Inizia qui il periodo più difficile, che per giunta ha dovuto affrontare quasi da sola, considerando che molti familiari e amici si sono allontanati, prendendo le distanze ed etichettando Khadija come la “madre del terrorista”.

“Il loro modo di dire “madre del terrorista” non coincideva con il mio sentirmi madre di Youssef. Non c’entrava niente”.

Khadija

La testimonianza dolorosa di una madre

Nel corso di questi anni, Valeria spiega come abbia tentato di fare qualche passo verso Youssef, pur non potendone mai comprendere o accettare le ragioni che da figlio amoroso lo hanno trasformato in seminatore di morte, tanto da portarla a non prendere parte al suo funerale.

“Non sono voluta andare perché non ho accettato quello che lui ha fatto. Era un modo per dire: «Non sono d’accordo con te!»”.

Khadija

In questo racconto c’è tutta la devastazione emotiva di una madre, restituita con grande efficacia e potenza dalla scelta dei due registi di lasciare interamente la parola a Khadija/Valeria. Con chiarezza e decisione la donna condivide la sua storia, ciò che ha provato nei momenti immediatamente successivi al doloroso annuncio e ciò che ancora prova adesso, a distanza di anni.

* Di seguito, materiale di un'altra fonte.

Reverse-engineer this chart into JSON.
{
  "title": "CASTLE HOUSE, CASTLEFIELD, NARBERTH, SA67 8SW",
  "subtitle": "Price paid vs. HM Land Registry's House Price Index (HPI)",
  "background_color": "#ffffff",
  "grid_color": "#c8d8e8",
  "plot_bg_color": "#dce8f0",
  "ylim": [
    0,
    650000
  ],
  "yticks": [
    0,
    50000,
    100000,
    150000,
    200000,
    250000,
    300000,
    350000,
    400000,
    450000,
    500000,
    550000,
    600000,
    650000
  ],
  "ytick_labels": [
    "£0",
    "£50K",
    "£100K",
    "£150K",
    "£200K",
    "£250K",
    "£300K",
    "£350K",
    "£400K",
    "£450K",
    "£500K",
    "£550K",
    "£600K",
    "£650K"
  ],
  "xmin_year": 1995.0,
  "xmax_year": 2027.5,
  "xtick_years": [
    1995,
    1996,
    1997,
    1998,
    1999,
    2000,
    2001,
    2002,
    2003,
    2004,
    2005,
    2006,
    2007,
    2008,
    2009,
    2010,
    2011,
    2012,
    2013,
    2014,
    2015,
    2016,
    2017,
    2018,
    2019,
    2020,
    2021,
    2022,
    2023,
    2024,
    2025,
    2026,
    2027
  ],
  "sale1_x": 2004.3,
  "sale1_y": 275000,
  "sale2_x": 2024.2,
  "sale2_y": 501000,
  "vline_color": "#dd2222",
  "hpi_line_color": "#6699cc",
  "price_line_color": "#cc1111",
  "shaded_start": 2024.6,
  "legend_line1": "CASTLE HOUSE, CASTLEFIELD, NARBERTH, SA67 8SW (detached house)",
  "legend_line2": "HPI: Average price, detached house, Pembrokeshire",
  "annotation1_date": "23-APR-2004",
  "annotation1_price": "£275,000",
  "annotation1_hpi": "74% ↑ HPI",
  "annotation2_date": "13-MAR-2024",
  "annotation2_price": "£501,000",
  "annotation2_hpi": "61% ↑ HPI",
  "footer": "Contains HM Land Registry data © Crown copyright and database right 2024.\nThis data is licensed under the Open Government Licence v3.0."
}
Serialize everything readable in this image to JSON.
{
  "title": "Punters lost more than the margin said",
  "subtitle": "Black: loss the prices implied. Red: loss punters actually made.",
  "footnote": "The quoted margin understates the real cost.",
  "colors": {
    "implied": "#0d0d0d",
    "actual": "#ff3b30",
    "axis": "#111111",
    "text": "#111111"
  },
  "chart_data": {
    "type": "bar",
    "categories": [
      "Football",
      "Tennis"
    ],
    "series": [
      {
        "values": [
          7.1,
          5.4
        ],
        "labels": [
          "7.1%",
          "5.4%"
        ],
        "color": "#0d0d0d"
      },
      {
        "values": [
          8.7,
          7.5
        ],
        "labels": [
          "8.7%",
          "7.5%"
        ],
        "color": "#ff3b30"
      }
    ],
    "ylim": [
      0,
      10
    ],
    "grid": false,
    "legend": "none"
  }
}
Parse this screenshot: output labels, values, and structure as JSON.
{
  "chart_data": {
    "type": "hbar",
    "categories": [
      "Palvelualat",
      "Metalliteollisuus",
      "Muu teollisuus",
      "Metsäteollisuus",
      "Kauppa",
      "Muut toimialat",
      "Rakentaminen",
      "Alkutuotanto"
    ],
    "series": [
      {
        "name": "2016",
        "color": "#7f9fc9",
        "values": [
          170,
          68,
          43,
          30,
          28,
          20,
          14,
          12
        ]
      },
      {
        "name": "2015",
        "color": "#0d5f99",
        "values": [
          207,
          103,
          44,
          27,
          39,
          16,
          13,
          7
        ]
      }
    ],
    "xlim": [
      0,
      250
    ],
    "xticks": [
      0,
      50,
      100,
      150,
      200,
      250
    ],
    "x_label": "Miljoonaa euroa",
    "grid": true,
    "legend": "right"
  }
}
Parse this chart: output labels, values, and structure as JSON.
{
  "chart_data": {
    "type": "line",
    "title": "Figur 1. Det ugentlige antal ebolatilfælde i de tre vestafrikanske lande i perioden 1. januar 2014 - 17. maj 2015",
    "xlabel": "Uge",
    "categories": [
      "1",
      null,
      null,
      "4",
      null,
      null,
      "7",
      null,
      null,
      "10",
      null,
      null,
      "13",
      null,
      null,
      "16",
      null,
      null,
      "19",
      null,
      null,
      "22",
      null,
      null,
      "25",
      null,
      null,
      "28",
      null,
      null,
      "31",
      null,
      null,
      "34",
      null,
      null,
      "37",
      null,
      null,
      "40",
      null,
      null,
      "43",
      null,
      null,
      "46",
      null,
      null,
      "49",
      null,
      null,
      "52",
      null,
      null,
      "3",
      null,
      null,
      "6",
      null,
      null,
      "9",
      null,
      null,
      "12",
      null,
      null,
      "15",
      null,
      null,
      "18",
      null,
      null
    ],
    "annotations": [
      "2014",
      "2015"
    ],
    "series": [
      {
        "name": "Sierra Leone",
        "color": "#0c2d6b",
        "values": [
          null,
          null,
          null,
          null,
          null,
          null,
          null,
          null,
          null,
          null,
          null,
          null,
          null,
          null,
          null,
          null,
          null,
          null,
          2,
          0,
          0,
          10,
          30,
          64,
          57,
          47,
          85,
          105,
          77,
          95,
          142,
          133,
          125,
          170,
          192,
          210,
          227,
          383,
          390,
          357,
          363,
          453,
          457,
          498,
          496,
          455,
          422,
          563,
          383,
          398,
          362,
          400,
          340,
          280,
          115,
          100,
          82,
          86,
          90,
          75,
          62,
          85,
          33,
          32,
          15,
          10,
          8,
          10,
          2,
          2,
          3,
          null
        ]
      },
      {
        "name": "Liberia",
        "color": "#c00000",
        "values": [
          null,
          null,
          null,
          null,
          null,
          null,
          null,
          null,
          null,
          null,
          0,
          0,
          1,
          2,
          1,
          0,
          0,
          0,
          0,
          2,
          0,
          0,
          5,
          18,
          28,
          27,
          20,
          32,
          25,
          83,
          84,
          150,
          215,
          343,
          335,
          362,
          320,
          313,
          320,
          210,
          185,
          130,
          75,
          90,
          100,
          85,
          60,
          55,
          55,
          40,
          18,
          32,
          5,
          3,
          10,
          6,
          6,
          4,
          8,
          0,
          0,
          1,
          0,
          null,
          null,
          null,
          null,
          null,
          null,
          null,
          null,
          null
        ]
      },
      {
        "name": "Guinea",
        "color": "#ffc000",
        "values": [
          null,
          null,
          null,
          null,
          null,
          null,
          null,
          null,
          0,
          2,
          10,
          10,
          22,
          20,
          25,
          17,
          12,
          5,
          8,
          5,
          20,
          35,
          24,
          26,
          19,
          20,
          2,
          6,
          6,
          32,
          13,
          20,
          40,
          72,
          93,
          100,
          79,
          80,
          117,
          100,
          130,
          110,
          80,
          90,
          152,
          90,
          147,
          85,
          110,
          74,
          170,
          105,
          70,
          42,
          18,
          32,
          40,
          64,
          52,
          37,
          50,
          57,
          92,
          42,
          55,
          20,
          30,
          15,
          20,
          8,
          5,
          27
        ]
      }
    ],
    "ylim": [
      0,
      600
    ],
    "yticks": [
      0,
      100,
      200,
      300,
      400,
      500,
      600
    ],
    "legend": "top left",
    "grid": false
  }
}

Nel corso del documentario vediamo e ascoltiamo una Valeria che cerca quindi di fare i conti col suo passato, di interrogarsi su ciò che possa aver mosso il figlio a compiere un atto così brutale e sanguinoso. Allo stesso tempo però, nel corso della sua testimonianza, apprendiamo anche come senta il bisogno, in quanto madre, di riavvicinarsi al figlio, nel tentativo di trovare pace con il suo ricordo.

“Ho fatto dei passi in più, non verso la comprensione perché non credo ci arriverò mai, però verso Youssef sì. Come quando lui era in Inghilterra e gli chiedevo: «Mandami dei video, delle immagini di dove abiti oppure di dove lavori», perché avevo bisogno di collocarlo in un ambiente.
E anche adesso l’ho collocato e credo che mi abbia fatto bene.”

Khadija

Davide Rizzo e Marzia Toscano confezionano il racconto fortemente emotivo di una madre che cerca di ricostruire un ponte tra sé e il figlio.

Quel ponte che è rumorosamente crollato dopo gli atti violenti e incomprensibili commessi da Youssef la sera del 3 giugno 2017.
Atti che hanno condannato il cuore di sua madre ad un eterno oblio, dal quale la donna sta cercando di risorgere, nel tentativo di fare pace col ricordo del figlio.